[Head] And the Good News Is… | Jackson Free Press | Jackson, MS

[Head] And the Good News Is…

The 2011 legislative session begins Jan. 4, and it's likely to be exceptionally loud, complicated and messy. Mississippi faces an unusual alignment of unfavorable omens: a budget crisis, a national climate favoring anti-immigrant sentiment, a contentious statewide election year and an inexplicably influential tea-party movement with which conservative elements in both parties have fallen madly in love.

Let's start with the tea-party movement. When the 112th U.S. Congress convenes, Mississippi will shift from a 75 percent Democratic House delegation to a 75 percent Republican House delegation due to the defeats of District 1's Rep. Travis Childers and District 4's Rep. Gene Taylor. The only Democrat representing Mississippi in Congress will be District 2's Rep. Bennie Thompson, whose influence in the House has been substantially reduced by the election of a Republican majority.

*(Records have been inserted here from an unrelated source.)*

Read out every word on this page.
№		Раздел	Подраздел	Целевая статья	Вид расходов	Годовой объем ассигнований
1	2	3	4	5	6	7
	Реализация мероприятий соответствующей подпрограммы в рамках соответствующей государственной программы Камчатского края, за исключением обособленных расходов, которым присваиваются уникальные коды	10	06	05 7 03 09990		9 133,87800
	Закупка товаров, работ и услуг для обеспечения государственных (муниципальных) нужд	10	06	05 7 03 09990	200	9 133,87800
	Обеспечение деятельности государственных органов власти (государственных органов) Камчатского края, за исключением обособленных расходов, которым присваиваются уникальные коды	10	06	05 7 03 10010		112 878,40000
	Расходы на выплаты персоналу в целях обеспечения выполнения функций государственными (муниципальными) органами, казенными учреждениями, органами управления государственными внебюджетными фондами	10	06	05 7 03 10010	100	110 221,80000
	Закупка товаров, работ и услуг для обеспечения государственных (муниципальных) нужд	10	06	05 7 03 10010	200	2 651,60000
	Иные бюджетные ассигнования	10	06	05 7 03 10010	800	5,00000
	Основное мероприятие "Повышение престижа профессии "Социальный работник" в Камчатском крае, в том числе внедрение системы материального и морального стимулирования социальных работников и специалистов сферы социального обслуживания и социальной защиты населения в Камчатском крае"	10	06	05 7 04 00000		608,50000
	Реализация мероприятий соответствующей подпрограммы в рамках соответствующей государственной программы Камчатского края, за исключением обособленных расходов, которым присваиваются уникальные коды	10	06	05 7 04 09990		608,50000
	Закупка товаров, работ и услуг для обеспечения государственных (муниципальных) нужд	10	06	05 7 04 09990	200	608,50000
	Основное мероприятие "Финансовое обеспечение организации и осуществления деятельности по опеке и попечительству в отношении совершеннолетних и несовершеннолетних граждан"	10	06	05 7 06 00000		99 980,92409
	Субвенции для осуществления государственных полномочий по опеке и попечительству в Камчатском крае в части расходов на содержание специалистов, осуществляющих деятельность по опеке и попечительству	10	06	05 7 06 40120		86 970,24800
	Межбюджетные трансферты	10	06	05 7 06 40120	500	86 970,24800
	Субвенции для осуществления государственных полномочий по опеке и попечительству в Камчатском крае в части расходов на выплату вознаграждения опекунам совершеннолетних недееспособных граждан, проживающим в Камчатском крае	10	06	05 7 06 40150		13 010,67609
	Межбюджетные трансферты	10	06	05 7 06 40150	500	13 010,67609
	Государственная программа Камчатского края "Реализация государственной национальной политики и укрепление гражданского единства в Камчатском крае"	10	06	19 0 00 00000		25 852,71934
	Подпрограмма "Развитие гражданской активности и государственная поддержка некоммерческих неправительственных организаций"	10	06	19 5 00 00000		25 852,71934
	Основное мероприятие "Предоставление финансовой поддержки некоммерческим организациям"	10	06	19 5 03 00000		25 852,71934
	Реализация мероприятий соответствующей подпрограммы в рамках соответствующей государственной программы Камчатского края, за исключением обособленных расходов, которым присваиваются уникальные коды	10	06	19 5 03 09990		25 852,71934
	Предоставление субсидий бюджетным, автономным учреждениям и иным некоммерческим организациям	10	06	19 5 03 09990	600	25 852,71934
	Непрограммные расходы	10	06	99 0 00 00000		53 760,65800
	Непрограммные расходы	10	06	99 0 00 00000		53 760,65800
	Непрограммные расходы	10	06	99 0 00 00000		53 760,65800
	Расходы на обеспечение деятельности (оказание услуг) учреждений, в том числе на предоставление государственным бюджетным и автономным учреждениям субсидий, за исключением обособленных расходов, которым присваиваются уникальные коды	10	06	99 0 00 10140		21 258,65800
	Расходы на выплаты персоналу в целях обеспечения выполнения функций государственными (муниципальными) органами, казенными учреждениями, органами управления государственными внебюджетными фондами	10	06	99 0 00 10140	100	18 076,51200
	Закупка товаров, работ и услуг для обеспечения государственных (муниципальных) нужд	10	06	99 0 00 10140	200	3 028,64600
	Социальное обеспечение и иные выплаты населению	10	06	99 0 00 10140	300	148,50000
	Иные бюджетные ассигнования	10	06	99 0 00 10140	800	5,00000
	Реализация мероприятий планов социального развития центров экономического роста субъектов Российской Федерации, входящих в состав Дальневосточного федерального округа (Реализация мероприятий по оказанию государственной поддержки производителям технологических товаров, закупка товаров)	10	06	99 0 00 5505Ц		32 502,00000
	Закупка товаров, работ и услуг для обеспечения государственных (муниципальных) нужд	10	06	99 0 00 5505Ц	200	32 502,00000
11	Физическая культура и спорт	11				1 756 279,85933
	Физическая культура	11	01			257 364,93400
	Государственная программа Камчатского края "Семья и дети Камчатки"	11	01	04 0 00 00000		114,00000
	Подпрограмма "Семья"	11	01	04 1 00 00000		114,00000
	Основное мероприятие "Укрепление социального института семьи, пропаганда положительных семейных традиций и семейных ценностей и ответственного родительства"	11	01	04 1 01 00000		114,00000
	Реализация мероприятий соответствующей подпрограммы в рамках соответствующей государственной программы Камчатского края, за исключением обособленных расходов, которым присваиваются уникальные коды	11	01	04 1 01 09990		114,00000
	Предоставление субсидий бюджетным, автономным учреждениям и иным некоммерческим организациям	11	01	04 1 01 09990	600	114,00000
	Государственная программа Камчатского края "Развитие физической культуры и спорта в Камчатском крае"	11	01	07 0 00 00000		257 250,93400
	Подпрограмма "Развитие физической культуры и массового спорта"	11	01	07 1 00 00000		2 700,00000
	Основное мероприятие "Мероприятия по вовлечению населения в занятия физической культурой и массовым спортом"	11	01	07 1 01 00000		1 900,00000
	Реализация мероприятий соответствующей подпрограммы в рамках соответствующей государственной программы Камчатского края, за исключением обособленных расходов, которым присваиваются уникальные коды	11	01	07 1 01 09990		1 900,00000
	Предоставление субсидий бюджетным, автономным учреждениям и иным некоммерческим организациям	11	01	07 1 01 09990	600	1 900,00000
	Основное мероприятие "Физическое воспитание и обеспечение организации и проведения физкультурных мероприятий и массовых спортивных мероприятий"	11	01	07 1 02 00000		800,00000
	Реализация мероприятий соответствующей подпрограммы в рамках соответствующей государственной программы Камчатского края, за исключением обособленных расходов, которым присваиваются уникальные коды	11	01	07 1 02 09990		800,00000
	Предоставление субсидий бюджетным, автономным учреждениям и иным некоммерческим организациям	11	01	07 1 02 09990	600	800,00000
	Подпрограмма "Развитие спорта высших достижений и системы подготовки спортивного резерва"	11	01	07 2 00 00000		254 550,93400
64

These kinds of party shifts are not uncommon during the first term of a new presidential administration, and they usually favor the party that opposes the president, but in this case the broadcast-media punditry, for whatever reason, has decided to attribute these ordinary midterm opposition-party gains to the influence of national conservative organizations that use the phrase "tea party"—the Tea Party Coalition, the Tea Party Express, the Tea Party Nation, and so forth. These organizations came about in protest against the Bush-Obama recessionary bailouts and, later, united against Democratic health-care reform policies.

In Mississippi, the tea-party movement has taken on a more Confederate tone. While the Mississippi Tea Party's mission statement somewhat less-than-reassuringly states that the organization does not seek a "war within the states," the phrase "state's rights" has been brought back into the Mississippi political mainstream in some innovative and bizarre ways.

Tea party representatives met with Lt. Gov. Phil Bryant in October, for example, to suggest that the state establish a commission to defend Mississippi's sovereignty. While tea-party leaders described this as an "Un-American Activities Committee" in the tradition of 1950s communism-obsessed Sen. Joe McCarthy, the last state agency created under this mandate—the Mississippi Sovereignty Commission—was even worse, investigating the Civil Rights Movement and secretly punishing those associated with it. While the impact of the tea-party movement on the legislative session is difficult to predict, sanity and restraint are unlikely to be among its priorities.

For his part, Phil Bryant has made little secret of the fact that he plans to run for governor in November when Haley Barbour is term-limited out. Those of you who remember the 2007 statewide-election cycle may recall that while Barbour mostly steered clear of hot-button social issues, Bryant made them his campaign's bread and butter. Since he's the de-facto leader of the Mississippi State Senate right now, and may face a difficult Republican primary process, he's well situated to grandstand on any number of frightening policy proposals in an effort to demonize progressives in the Mississippi State House and increase his own profile. Bryant has certainly made an effort to do so with respect to the anti-birth control Personhood Amendment and the Voter ID Amendment, both of which are scheduled to be on the ballot in November.

And if there's one issue where Bryant excels at pandering, it's immigration. In a political climate where Arizona's SB 1070 brazenly makes racial profiling the law of the land, Bryant—who rose in Republican ranks largely on the basis of a blistering 2006 state auditor's piece in which he (inaccurately) speculated that undocumented immigrants were to blame for budget losses—has promised to back legislation that would similarly profile Latinos in Mississippi. Competing groups of conservative legislators have vowed to bring Arizona-style legislation to a vote.

Statewide elections can have different effects on legislators—sometimes they inspire grandstanding, at other times timidity—but it's clear that anti-immigrant legislation will be part of the 2011 session.

The issue of the budget will lurk in the background of this legislative session. Last year, it almost inspired a proposal to eliminate the Mississippi University for Women and all but one of the state's historically black public colleges and universities. Similar draconian proposals could easily resurface this year, most of them likely targeting public education, public health and other constituent services that primarily benefit low-income Mississippians.

That's the bad news.

The good news is that in statewide politics, and especially in an election year, the voices of constituents carry a great deal of weight. The reason last year's university merger proposal failed, for example, was almost certainly the public outrage it provoked. The success or failure of the legislative horrors I've described will depend, to a great extent, on us—our willingness to call our legislators, attend lobby days, and take other measures when we're called on to make our voices heard. The 2011 legislative session may, more than any other legislative session of modern times, give us the opportunity to decide what kind of state we're going to live in. That's an opportunity none of us should turn down.

Freelance writer Tom Head is a lifelong Jackson native. He has authored or co-authored 24 nonfiction books on a wide range of topics, writes about civil liberties for About.com and is a grassroots progressive activist.